Bien que l’armée mexicaine eût beaucoup souffert, cependant rien n’était désespéré ; mais le malheur voulut que le découragement pénétrât dans ses rangs. Les soldats se plaignaient hautement d’avoir été sacrifiés et vendus, la défiance se joignit au découragement, et ce fut avec la certitude d’être de nouveau battus qu’ils engagèrent l’action le lendemain. A dire vrai, cette nouvelle bataille ne fut guère qu’une longue retraite. Les désordres et les fautes de la veille se reproduisirent, et l’armée mexicaine, contrainte de repasser le Rio-Bravo, vint se jeter en désordre dans Matamoros, laissant le drapeau américain, objet naguère de tant de haines, de tant de menaces, flotter librement sur la rive gauche du fleuve.
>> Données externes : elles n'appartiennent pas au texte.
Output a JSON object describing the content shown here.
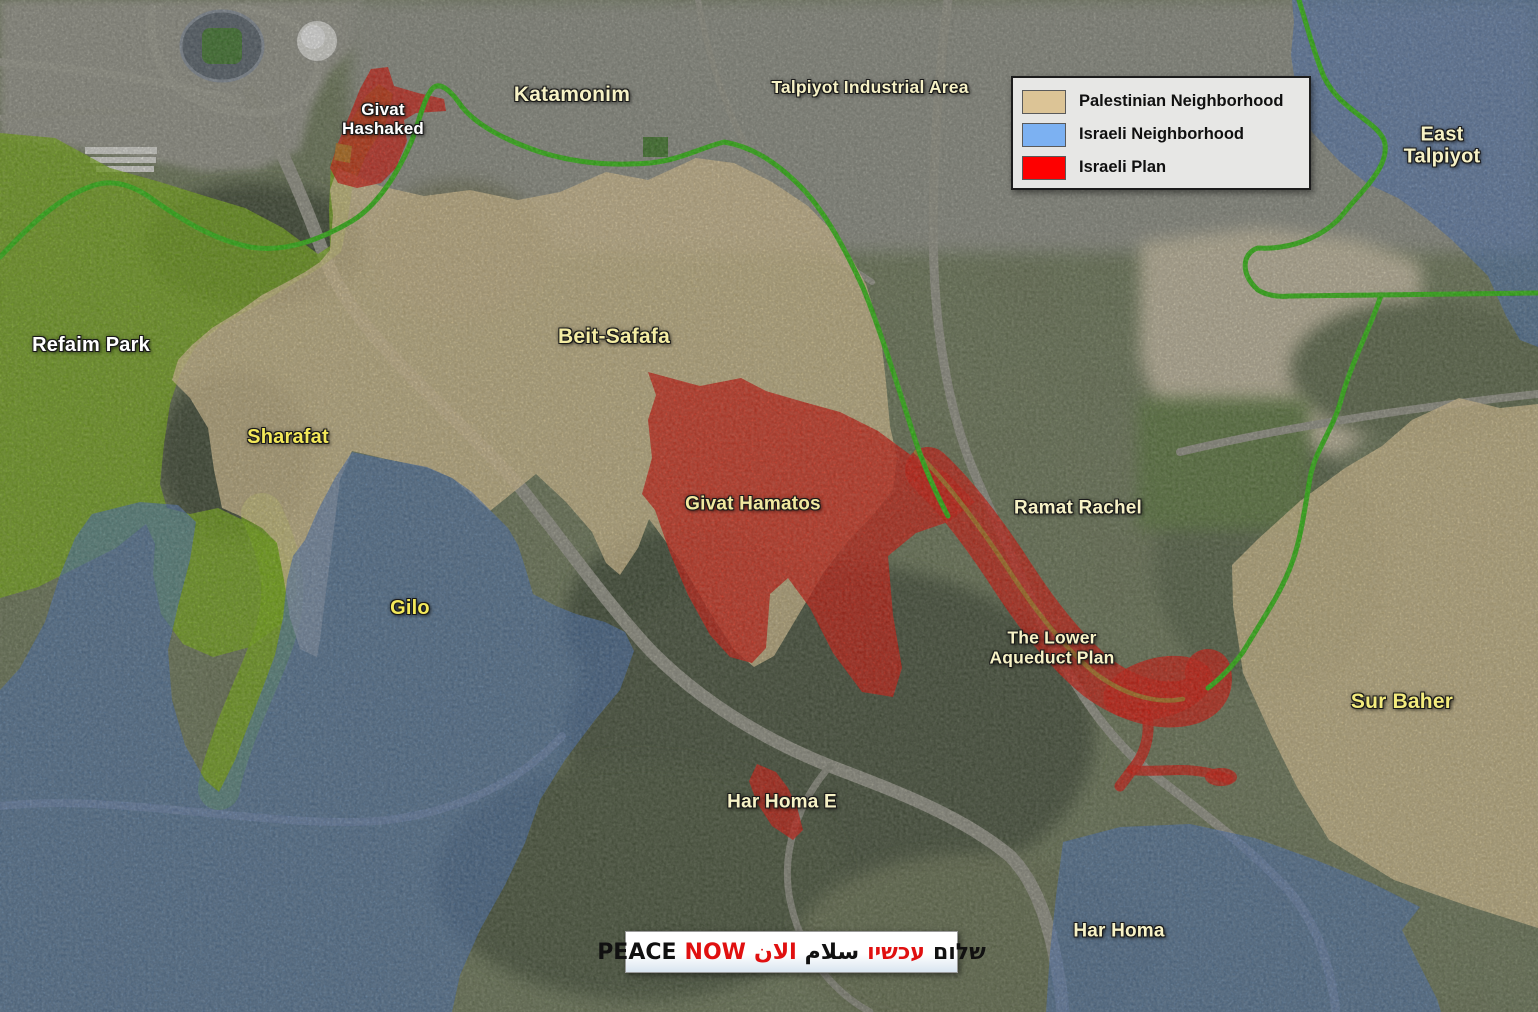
{
  "legend": {
    "items": [
      {
        "label": "Palestinian Neighborhood",
        "color": "#DCC496"
      },
      {
        "label": "Israeli Neighborhood",
        "color": "#7CB1F2"
      },
      {
        "label": "Israeli Plan",
        "color": "#FE0000"
      }
    ]
  },
  "labels": [
    {
      "id": "refaim-park",
      "text": "Refaim Park"
    },
    {
      "id": "givat-hashaked",
      "text": "Givat\nHashaked"
    },
    {
      "id": "katamonim",
      "text": "Katamonim"
    },
    {
      "id": "talpiyot-industrial",
      "text": "Talpiyot Industrial Area"
    },
    {
      "id": "east-talpiyot",
      "text": "East Talpiyot"
    },
    {
      "id": "sharafat",
      "text": "Sharafat"
    },
    {
      "id": "beit-safafa",
      "text": "Beit-Safafa"
    },
    {
      "id": "gilo",
      "text": "Gilo"
    },
    {
      "id": "givat-hamatos",
      "text": "Givat Hamatos"
    },
    {
      "id": "ramat-rachel",
      "text": "Ramat Rachel"
    },
    {
      "id": "lower-aqueduct",
      "text": "The Lower\nAqueduct Plan"
    },
    {
      "id": "sur-baher",
      "text": "Sur Baher"
    },
    {
      "id": "har-homa-e",
      "text": "Har Homa E"
    },
    {
      "id": "har-homa",
      "text": "Har Homa"
    }
  ],
  "banner": {
    "words": [
      {
        "text": "PEACE",
        "color": "black"
      },
      {
        "text": "NOW",
        "color": "red"
      },
      {
        "text": "الان",
        "color": "red"
      },
      {
        "text": "سلام",
        "color": "black"
      },
      {
        "text": "עכשיו",
        "color": "red"
      },
      {
        "text": "שלום",
        "color": "black"
      }
    ]
  },
  "map_colors": {
    "palestinian_overlay": "#E8D098",
    "israeli_overlay": "#4A79C8",
    "israeli_plan_overlay": "#E11507",
    "park_overlay": "#7DB80E",
    "green_line": "#2FC50B",
    "aqueduct_line": "#B5791F"
  }
}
Jusqu’à ces deux combats, une certaine logique avait encore présidé aux mouvemens des troupes mexicaines ; il y avait eu de grandes fautes commises, mais on pouvait les attribuer au trouble apporté dans l’esprit des chefs par le sentiment d’une grave responsabilité. On devait croire qu’avertis par ces échecs, les généraux retrouveraient, en présence d’un péril croissant, la vigueur, la fermeté, qui avaient manqué à leurs premiers efforts. Tout au contraire, au lieu de chercher, en combinant mieux leurs opérations, à relever la fortune du pays, ils parurent frappés dès ce moment d’un esprit de démence. Ce n’est plus une guerre sérieuse que nous allons avoir à raconter.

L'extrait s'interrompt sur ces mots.